The backgrounds of these newcomers are quite interesting and could easily fit into the pages of a thriller. They include a merchant banker, a person named in Wikileaks as a source to be protected by the US Embassy and a former ‘far-right’ activist who moved to Australia for a bit after changing sides and then returned to the UK to work for the Searchlight group. Now it is open to the judgement of the individual reader whether or not O’Hara and Svenson make a convincing case for the cause of the split being an attempt by failed New Labour, (or should that be Neo-New Labour!), types to re-launch their careers by adding a bit of street cred to their CV’s through their involvement with Hope Not Hate, not a totally unrealistic proposition given the group’s cosy relationship with various elements of the establishment. Other factors to take into account include the dispute over whether or not the septuagenarian Gable actually set a date for his retirement, (both sides dispute what was said on this and NFB provides excerpts from e-mails and letters on the issue), and whether the less noble motivation of competition over the various sizeable grants available from both local and central government for work in local communities to tackle “extremism” played a part in causing the rift. Strange dealings such as the removal of the Searchlight archives, some twenty filing cabinets’ worth, are also covered.
On a more general note, O’Hara and Svenson look at the work undertaken by Hope Not Hate and highlight the modern phenomenon of “clicktivism”. This comprises various activities undertaken in the virtual world such as online petitions and their conclusion is that such work does not achieve much. Perhaps there is a lesson there for groups across the political spectrum? The article also looks at the various projects undertaken by Hope Not Hate in the real world and gives a serious and in-depth analysis of it. Again, it is up to the reader to decide whether or not this work has been effective, but it is hard not to conclude that a lot of money has been spent with not a lot in the way of results in return.

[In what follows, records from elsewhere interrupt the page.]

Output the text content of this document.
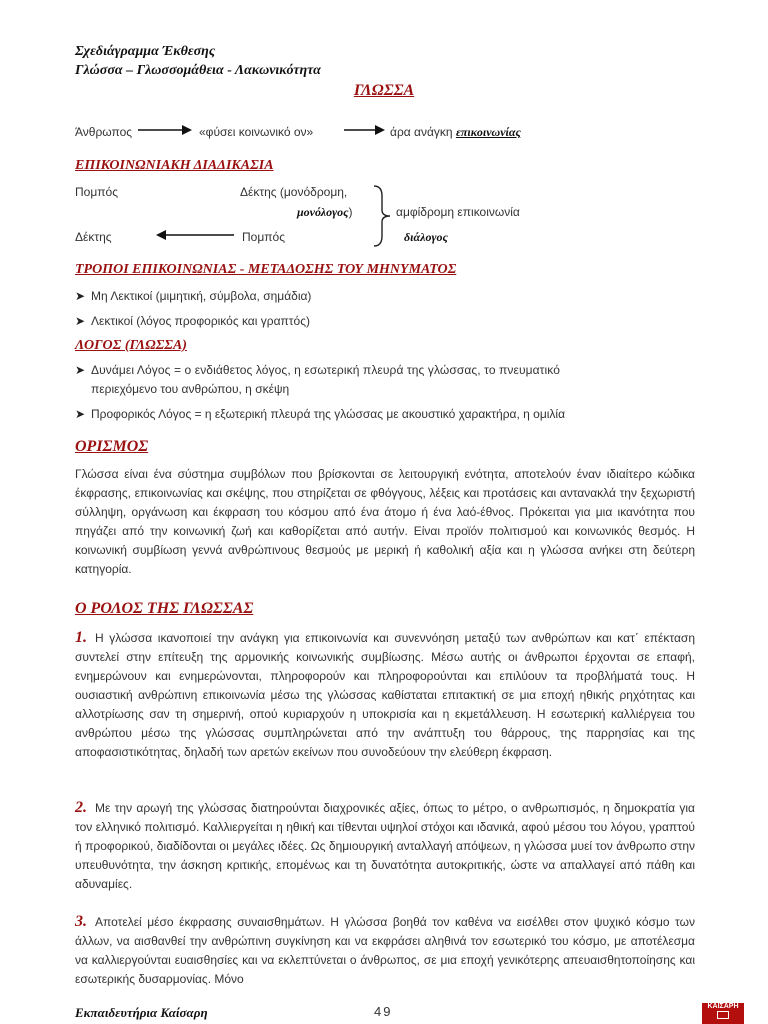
Σχεδιάγραμμα Έκθεσης
Γλώσσα – Γλωσσομάθεια - Λακωνικότητα
ΓΛΩΣΣΑ
Άνθρωπος	«φύσει κοινωνικό ον»	άρα ανάγκη επικοινωνίας
ΕΠΙΚΟΙΝΩΝΙΑΚΗ ΔΙΑΔΙΚΑΣΙΑ
Πομπός	Δέκτης (μονόδρομη,
μονόλογος)	αμφίδρομη επικοινωνία
Δέκτης	Πομπός	διάλογος
ΤΡΟΠΟΙ ΕΠΙΚΟΙΝΩΝΙΑΣ - ΜΕΤΑΔΟΣΗΣ ΤΟΥ ΜΗΝΥΜΑΤΟΣ
➤ Μη Λεκτικοί (μιμητική, σύμβολα, σημάδια)
➤ Λεκτικοί (λόγος προφορικός και γραπτός)
ΛΟΓΟΣ (ΓΛΩΣΣΑ)
➤ Δυνάμει Λόγος = ο ενδιάθετος λόγος, η εσωτερική πλευρά της γλώσσας, το πνευματικό
περιεχόμενο του ανθρώπου, η σκέψη
➤ Προφορικός Λόγος = η εξωτερική πλευρά της γλώσσας με ακουστικό χαρακτήρα, η ομιλία
ΟΡΙΣΜΟΣ
Γλώσσα είναι ένα σύστημα συμβόλων που βρίσκονται σε λειτουργική ενότητα, αποτελούν έναν ιδιαίτερο κώδικα έκφρασης, επικοινωνίας και σκέψης, που στηρίζεται σε φθόγγους, λέξεις και προτάσεις και αντανακλά την ξεχωριστή σύλληψη, οργάνωση και έκφραση του κόσμου από ένα άτομο ή ένα λαό-έθνος. Πρόκειται για μια ικανότητα που πηγάζει από την κοινωνική ζωή και καθορίζεται από αυτήν. Είναι προϊόν πολιτισμού και κοινωνικός θεσμός. Η κοινωνική συμβίωση γεννά ανθρώπινους θεσμούς με μερική ή καθολική αξία και η γλώσσα ανήκει στη δεύτερη κατηγορία.
Ο ΡΟΛΟΣ ΤΗΣ ΓΛΩΣΣΑΣ
1. Η γλώσσα ικανοποιεί την ανάγκη για επικοινωνία και συνεννόηση μεταξύ των ανθρώπων και κατ΄ επέκταση συντελεί στην επίτευξη της αρμονικής κοινωνικής συμβίωσης. Μέσω αυτής οι άνθρωποι έρχονται σε επαφή, ενημερώνουν και ενημερώνονται, πληροφορούν και πληροφορούνται και επιλύουν τα προβλήματά τους. Η ουσιαστική ανθρώπινη επικοινωνία μέσω της γλώσσας καθίσταται επιτακτική σε μια εποχή ηθικής ρηχότητας και αλλοτρίωσης σαν τη σημερινή, οπού κυριαρχούν η υποκρισία και η εκμετάλλευση. Η εσωτερική καλλιέργεια του ανθρώπου μέσω της γλώσσας συμπληρώνεται από την ανάπτυξη του θάρρους, της παρρησίας και της αποφασιστικότητας, δηλαδή των αρετών εκείνων που συνοδεύουν την ελεύθερη έκφραση.
2. Με την αρωγή της γλώσσας διατηρούνται διαχρονικές αξίες, όπως το μέτρο, ο ανθρωπισμός, η δημοκρατία για τον ελληνικό πολιτισμό. Καλλιεργείται η ηθική και τίθενται υψηλοί στόχοι και ιδανικά, αφού μέσου του λόγου, γραπτού ή προφορικού, διαδίδονται οι μεγάλες ιδέες. Ως δημιουργική ανταλλαγή απόψεων, η γλώσσα μυεί τον άνθρωπο στην υπευθυνότητα, την άσκηση κριτικής, επομένως και τη δυνατότητα αυτοκριτικής, ώστε να απαλλαγεί από πάθη και αδυναμίες.
3. Αποτελεί μέσο έκφρασης συναισθημάτων. Η γλώσσα βοηθά τον καθένα να εισέλθει στον ψυχικό κόσμο των άλλων, να αισθανθεί την ανθρώπινη συγκίνηση και να εκφράσει αληθινά τον εσωτερικό του κόσμο, με αποτέλεσμα να καλλιεργούνται ευαισθησίες και να εκλεπτύνεται ο άνθρωπος, σε μια εποχή γενικότερης απευαισθητοποίησης και εσωτερικής δυσαρμονίας. Μόνο
Εκπαιδευτήρια Καίσαρη	49	ΚΑΙΣΑΡΗ
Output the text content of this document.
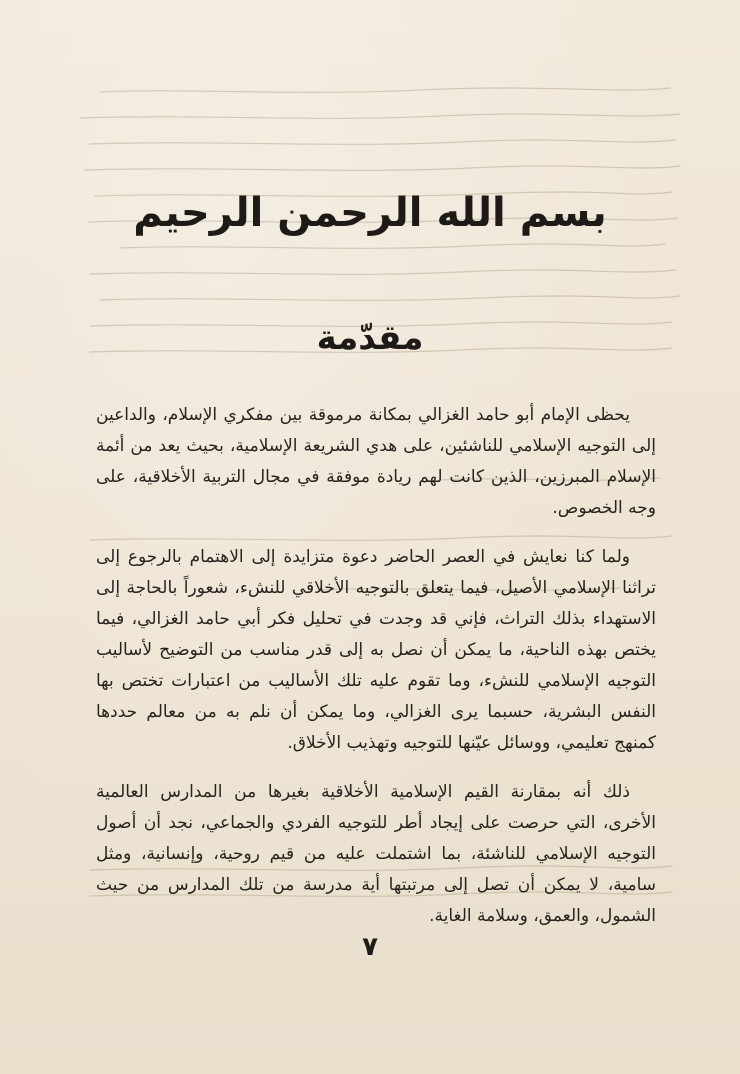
بسم الله الرحمن الرحيم
مقدّمة

يحظى الإمام أبو حامد الغزالي بمكانة مرموقة بين مفكري الإسلام، والداعين إلى التوجيه الإسلامي للناشئين، على هدي الشريعة الإسلامية، بحيث يعد من أئمة الإسلام المبرزين، الذين كانت لهم ريادة موفقة في مجال التربية الأخلاقية، على وجه الخصوص.

ولما كنا نعايش في العصر الحاضر دعوة متزايدة إلى الاهتمام بالرجوع إلى تراثنا الإسلامي الأصيل، فيما يتعلق بالتوجيه الأخلاقي للنشء، شعوراً بالحاجة إلى الاستهداء بذلك التراث، فإني قد وجدت في تحليل فكر أبي حامد الغزالي، فيما يختص بهذه الناحية، ما يمكن أن نصل به إلى قدر مناسب من التوضيح لأساليب التوجيه الإسلامي للنشء، وما تقوم عليه تلك الأساليب من اعتبارات تختص بها النفس البشرية، حسبما يرى الغزالي، وما يمكن أن نلم به من معالم حددها كمنهج تعليمي، ووسائل عيّنها للتوجيه وتهذيب الأخلاق.

ذلك أنه بمقارنة القيم الإسلامية الأخلاقية بغيرها من المدارس العالمية الأخرى، التي حرصت على إيجاد أطر للتوجيه الفردي والجماعي، نجد أن أصول التوجيه الإسلامي للناشئة، بما اشتملت عليه من قيم روحية، وإنسانية، ومثل سامية، لا يمكن أن تصل إلى مرتبتها أية مدرسة من تلك المدارس من حيث الشمول، والعمق، وسلامة الغاية.

٧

There are a number of shorter, but nonetheless very informative articles in this issue, of which we will mention but one. In Not Over Till It’s Over: The BNP and the 2012 Local Elections, Larry O’Hara gives his rather perceptive analysis of the BNP’s electoral performance in that poll. His debunking of the conventional left mantra that the BNP is finished, bust, etc. can, in light of more recent developments, be seen as somewhat prescient and places him above the less sophisticated analysis of those writers on the left who based their predictions of oblivion for the BNP more on wishful thinking than actual facts.
Finishing with an update section on stories carried in previous issues and at a total of eighty-seven pages, issue ten of Notes From The Borderland is a considerable read. Whilst the writers do not make any secret of their own political leanings, they manage in the main to avoid being tendentious and thus make the journal readable to a wider audience that does not necessarily share their views. This reviewer would recommend picking-up a copy by mail or ordering online.